China Unicom has announced plans to bring in private investment, mainly by issuing shares for companies including China Life and Tencent, in what is a major step of the state firm's mixed-ownership reform.
The state-owned telecommunications operator issued a statement via its listed arm on Wednesday, revealing highlights of its plan of mixed-ownership reform.
The board of the listed China United Network Communications Ltd has approved an issue of shares to the investors, which include Baidu and JD.com and some other firms.
The listed arm will issue no more than 9.04 billion shares to raise as much as 61.73 billion yuan (more than 9 billion U.S. dollars), according to a document released on the Shanghai Stock Exchange.
China Life Insurance will acquire a 10.22 percent stake of the company, while Internet giants Tencent and Baidu will hold 5.18 percent and 3.3 percent of shares respectively.
After the issuance, private investors will hold a total of 35.19 percent of shares, only slightly lower than China Unicom's holding of 36.67 percent.
The listed company's shares stood at 7.47 yuan per share before a suspension in April.

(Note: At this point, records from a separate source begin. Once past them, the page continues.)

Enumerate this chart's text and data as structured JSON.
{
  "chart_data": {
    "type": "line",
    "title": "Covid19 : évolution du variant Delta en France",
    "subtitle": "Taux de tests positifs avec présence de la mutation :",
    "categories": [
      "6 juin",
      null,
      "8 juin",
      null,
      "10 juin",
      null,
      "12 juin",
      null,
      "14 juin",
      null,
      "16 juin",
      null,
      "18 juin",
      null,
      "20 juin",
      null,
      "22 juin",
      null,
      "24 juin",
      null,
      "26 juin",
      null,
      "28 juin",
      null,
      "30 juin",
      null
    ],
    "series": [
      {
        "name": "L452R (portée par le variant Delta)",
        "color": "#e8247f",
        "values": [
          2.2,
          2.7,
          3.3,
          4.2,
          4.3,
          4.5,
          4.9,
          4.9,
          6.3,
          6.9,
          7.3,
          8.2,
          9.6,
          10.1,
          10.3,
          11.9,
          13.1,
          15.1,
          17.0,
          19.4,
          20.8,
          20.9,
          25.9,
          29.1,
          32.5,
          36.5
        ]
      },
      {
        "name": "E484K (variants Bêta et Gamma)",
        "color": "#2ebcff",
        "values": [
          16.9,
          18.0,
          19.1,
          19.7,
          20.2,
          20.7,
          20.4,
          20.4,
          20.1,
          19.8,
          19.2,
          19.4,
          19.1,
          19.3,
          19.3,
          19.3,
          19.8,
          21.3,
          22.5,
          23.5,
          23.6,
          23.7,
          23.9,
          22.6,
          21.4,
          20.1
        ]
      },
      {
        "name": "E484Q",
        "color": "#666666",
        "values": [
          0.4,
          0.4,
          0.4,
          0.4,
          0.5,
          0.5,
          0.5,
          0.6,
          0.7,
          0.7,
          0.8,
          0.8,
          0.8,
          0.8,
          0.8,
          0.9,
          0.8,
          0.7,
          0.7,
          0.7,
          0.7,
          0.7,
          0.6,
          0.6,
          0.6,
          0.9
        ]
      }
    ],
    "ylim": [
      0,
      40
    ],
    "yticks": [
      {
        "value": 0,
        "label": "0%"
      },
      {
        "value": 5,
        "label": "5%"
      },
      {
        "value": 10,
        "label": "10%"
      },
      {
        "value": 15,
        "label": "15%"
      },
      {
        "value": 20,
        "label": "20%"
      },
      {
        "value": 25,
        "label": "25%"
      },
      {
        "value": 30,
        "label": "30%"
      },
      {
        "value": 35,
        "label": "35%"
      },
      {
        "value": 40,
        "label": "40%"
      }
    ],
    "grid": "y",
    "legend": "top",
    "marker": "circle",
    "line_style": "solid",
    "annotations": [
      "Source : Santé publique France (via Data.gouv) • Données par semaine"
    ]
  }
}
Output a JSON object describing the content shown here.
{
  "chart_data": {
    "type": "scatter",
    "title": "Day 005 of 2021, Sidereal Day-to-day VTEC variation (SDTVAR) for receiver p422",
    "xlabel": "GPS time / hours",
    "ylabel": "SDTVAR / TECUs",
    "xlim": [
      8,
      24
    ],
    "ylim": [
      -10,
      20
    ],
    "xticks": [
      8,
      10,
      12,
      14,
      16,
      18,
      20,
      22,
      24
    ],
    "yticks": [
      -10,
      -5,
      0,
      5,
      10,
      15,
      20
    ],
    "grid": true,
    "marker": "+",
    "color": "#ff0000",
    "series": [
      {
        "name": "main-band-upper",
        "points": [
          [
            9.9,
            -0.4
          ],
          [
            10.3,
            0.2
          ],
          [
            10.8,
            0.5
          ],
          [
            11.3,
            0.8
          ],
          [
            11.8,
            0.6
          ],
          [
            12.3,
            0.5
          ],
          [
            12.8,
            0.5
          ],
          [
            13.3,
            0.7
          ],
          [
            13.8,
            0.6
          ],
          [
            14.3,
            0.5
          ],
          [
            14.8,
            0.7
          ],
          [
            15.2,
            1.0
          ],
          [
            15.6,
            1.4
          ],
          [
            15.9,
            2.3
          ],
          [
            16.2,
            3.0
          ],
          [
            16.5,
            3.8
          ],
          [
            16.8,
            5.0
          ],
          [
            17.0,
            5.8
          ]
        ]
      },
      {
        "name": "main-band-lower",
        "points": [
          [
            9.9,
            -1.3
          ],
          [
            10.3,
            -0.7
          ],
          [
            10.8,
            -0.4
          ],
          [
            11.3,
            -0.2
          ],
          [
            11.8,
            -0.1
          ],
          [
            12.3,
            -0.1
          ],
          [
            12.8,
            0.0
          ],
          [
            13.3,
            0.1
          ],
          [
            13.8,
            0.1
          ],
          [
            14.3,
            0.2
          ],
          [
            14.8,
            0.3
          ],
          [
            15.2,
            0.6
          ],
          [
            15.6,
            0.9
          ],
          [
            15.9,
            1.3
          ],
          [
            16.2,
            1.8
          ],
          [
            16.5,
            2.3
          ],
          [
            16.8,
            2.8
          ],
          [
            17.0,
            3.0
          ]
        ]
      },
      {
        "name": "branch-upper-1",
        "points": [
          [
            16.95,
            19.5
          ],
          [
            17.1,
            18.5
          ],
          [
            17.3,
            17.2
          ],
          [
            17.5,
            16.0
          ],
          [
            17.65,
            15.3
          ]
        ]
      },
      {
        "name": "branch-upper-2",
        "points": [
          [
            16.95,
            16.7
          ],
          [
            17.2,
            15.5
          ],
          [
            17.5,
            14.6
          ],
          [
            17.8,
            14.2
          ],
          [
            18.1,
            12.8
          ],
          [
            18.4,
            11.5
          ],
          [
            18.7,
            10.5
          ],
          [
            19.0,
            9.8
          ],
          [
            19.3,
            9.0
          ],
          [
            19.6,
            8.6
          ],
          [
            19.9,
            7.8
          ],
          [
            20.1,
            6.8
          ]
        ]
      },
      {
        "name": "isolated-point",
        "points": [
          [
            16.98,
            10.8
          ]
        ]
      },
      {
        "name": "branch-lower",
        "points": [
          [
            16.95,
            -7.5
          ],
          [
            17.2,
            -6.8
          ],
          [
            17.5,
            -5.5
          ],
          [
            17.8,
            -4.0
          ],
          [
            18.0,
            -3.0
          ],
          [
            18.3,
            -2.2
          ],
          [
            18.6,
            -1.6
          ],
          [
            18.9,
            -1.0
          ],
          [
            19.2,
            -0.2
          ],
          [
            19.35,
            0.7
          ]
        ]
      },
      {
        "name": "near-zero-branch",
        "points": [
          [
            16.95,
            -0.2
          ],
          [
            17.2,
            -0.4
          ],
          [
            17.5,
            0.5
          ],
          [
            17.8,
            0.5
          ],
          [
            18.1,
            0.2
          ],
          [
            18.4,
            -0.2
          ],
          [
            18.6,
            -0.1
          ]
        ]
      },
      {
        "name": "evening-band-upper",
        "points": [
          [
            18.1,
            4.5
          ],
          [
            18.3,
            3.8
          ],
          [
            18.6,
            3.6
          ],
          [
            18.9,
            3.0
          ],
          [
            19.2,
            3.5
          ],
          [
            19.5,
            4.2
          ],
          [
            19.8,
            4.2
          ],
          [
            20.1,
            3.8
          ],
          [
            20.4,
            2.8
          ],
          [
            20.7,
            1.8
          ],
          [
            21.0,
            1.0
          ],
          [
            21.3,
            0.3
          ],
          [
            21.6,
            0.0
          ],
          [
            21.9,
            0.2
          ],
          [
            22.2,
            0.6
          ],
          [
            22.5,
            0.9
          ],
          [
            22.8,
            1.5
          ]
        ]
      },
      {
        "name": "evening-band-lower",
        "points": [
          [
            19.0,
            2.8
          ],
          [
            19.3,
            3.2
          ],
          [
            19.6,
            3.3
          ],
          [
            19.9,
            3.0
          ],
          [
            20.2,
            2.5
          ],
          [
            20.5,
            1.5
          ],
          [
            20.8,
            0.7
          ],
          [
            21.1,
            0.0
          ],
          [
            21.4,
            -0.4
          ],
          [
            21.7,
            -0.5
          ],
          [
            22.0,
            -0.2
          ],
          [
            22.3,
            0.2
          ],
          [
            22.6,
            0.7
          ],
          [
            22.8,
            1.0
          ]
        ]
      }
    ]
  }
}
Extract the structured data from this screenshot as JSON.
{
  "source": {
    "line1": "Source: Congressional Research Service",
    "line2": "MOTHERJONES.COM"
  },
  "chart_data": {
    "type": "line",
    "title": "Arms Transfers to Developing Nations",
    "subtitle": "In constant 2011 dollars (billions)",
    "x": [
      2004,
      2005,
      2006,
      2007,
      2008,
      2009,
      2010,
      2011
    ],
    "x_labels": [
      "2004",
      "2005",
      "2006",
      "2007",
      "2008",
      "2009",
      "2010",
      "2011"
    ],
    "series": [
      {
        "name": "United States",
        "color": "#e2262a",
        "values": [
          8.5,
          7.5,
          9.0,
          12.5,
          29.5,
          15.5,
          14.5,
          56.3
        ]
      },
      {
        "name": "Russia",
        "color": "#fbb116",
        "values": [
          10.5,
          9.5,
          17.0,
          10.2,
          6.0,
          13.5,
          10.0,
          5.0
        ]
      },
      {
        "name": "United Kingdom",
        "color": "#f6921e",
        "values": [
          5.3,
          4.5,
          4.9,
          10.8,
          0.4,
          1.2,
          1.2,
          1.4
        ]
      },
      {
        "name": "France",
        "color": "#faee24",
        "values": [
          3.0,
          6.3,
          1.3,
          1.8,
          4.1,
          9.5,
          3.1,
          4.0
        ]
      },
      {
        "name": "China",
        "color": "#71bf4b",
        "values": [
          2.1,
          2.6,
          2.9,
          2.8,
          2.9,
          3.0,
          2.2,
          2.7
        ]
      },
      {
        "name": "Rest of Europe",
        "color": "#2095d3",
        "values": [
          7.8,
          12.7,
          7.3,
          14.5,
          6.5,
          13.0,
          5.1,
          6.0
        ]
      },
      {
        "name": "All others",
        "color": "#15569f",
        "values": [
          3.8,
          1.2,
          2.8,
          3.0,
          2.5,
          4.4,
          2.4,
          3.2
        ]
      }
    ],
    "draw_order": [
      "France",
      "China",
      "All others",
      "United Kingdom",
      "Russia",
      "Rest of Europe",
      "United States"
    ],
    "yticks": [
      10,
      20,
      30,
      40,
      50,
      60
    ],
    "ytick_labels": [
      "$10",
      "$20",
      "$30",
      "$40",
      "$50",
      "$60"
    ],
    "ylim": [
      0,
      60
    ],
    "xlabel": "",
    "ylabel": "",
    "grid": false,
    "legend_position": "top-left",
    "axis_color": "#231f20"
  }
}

China initiated the mixed-ownership reform to boost the efficiency of SOEs. The reform includes measures such as bringing in multiple types of investors in, exploring flexible and market-based salary systems and selling shares to employees of SOEs.
According to the National Development and Reform Commission, about 20 central SOEs piloted the mixed-ownership reform scheme and posted smooth progress.